AHS Health Inspector requests haircut, then tickets hairdresser for $1000

CALGARY: The Justice Centre for Constitutional Freedoms is representing a Calgary hairdresser who was ticketed for $1,000 by an AHS health inspector.
On December 11, 2020, Alberta Chief Medical Officer of Health Dr. Deena Hinshaw outlawed salon services such as haircutting. Amin Dagher and his family run Hair Cru Salon in Calgary. The Salon provides hairdressing services, but also sells a large variety of personal care products.
Mr. Dagher complied with the public health order; the Salon no longer provided hair cutting and styling services following December 11. However, the Salon stayed open to sell hair care products, which it was permitted to do. Mr. Dagher kept the door of the Salon locked, but when customers came to buy products, he would open the door and let them in to shop.
Right after Christmas, on December 27, a woman knocked on the door of the Salon. Mr. Dagher let her in, believing she was a genuine customer wanting to buy care products. Once inside, the woman asked Mr. Dagher if she could have a haircut. Desperate for income, his business barely hanging on, and with a family to feed, Mr. Dagher said yes. The woman then announced herself as AHS health inspector Anne Hoang and told Mr. Dagher that he had broken the law by agreeing to cut her hair, and that he would receive a ticket.
Not only did AHS inspector Ms. Hoang ensure Mr. Dagher was ticketed for $1,000, she proceeded to issue a notice to the public that Mr. Dagher’s Salon was “providing hair cutting services to the public”, misleading the public to think the Salon was regularly contravening public health orders and intentionally exposing the Salon to public contempt. The notice was even posted on the door of the Salon, which Mr. Dagher was forced to keep in place because to remove it would have been an offence under the Public Health Act.

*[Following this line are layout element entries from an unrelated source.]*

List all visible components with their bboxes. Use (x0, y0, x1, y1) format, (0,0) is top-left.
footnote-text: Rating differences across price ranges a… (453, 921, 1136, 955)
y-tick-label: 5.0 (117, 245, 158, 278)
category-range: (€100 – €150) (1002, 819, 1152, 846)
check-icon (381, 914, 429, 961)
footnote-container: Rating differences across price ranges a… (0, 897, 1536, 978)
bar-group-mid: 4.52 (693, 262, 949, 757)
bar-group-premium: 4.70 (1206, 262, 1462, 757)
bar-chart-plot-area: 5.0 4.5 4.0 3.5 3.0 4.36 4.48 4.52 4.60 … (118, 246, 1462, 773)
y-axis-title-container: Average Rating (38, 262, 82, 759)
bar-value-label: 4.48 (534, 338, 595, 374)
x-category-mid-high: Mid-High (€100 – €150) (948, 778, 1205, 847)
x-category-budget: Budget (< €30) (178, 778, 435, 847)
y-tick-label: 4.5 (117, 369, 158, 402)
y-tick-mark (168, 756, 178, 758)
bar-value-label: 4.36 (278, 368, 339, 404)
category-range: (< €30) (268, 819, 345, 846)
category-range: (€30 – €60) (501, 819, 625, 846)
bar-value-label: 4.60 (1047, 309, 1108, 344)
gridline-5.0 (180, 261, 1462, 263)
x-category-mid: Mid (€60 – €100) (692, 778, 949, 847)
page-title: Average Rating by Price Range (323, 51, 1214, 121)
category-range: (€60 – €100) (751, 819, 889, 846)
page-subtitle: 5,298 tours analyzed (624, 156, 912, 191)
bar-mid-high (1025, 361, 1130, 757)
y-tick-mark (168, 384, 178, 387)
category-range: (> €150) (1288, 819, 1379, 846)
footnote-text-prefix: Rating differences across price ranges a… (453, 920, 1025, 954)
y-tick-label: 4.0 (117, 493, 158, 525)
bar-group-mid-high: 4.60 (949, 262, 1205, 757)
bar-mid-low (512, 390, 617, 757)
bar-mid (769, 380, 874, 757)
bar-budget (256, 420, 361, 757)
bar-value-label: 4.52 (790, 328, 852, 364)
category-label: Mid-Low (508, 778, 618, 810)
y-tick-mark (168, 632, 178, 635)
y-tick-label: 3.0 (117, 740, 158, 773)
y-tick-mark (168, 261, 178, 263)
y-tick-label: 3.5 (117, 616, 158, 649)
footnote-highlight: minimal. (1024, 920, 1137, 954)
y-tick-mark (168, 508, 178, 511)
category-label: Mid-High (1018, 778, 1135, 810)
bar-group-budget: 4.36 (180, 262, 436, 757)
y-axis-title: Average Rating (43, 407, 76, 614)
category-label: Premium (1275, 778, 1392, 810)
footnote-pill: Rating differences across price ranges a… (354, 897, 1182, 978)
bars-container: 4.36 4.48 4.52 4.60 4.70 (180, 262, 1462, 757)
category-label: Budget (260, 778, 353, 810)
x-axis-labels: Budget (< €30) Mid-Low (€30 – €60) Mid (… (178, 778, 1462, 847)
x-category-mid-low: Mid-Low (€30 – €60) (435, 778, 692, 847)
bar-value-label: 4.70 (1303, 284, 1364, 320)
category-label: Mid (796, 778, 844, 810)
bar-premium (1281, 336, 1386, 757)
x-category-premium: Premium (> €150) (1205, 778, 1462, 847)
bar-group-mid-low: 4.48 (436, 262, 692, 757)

Salons were eventually permitted to resume providing services on January 18, 2021, when mounting political pressure from salons and the public compelled Dr. Hinshaw to revoke her previous Order.
Mr. Dagher has plead not guilty to his ticket. No trial date has yet been set.
“The oppressive orders of the Chief Medical Officer of Health are choking the life out of small businesses in Alberta and depriving people of the ability to feed their families. For Mr. Dagher, to have an AHS inspector bait him into agreeing to give her a haircut is to kick him while he’s down. This was a set up,” states Justice Centre Lawyer James Kitchen.
“The actions of Ms. Hoang in requesting Mr. Dagher give her a haircut are repugnant and a gross abuse of power. In a time when the government seeks to justify its destructive lockdown policies and rights infringements by claiming that adhering to public health restrictions is the kind thing to do, the cruelty of AHS inspectors using the allure of much-needed income to target and ticket small business owners is especially hypocritical,” concludes Kitchen.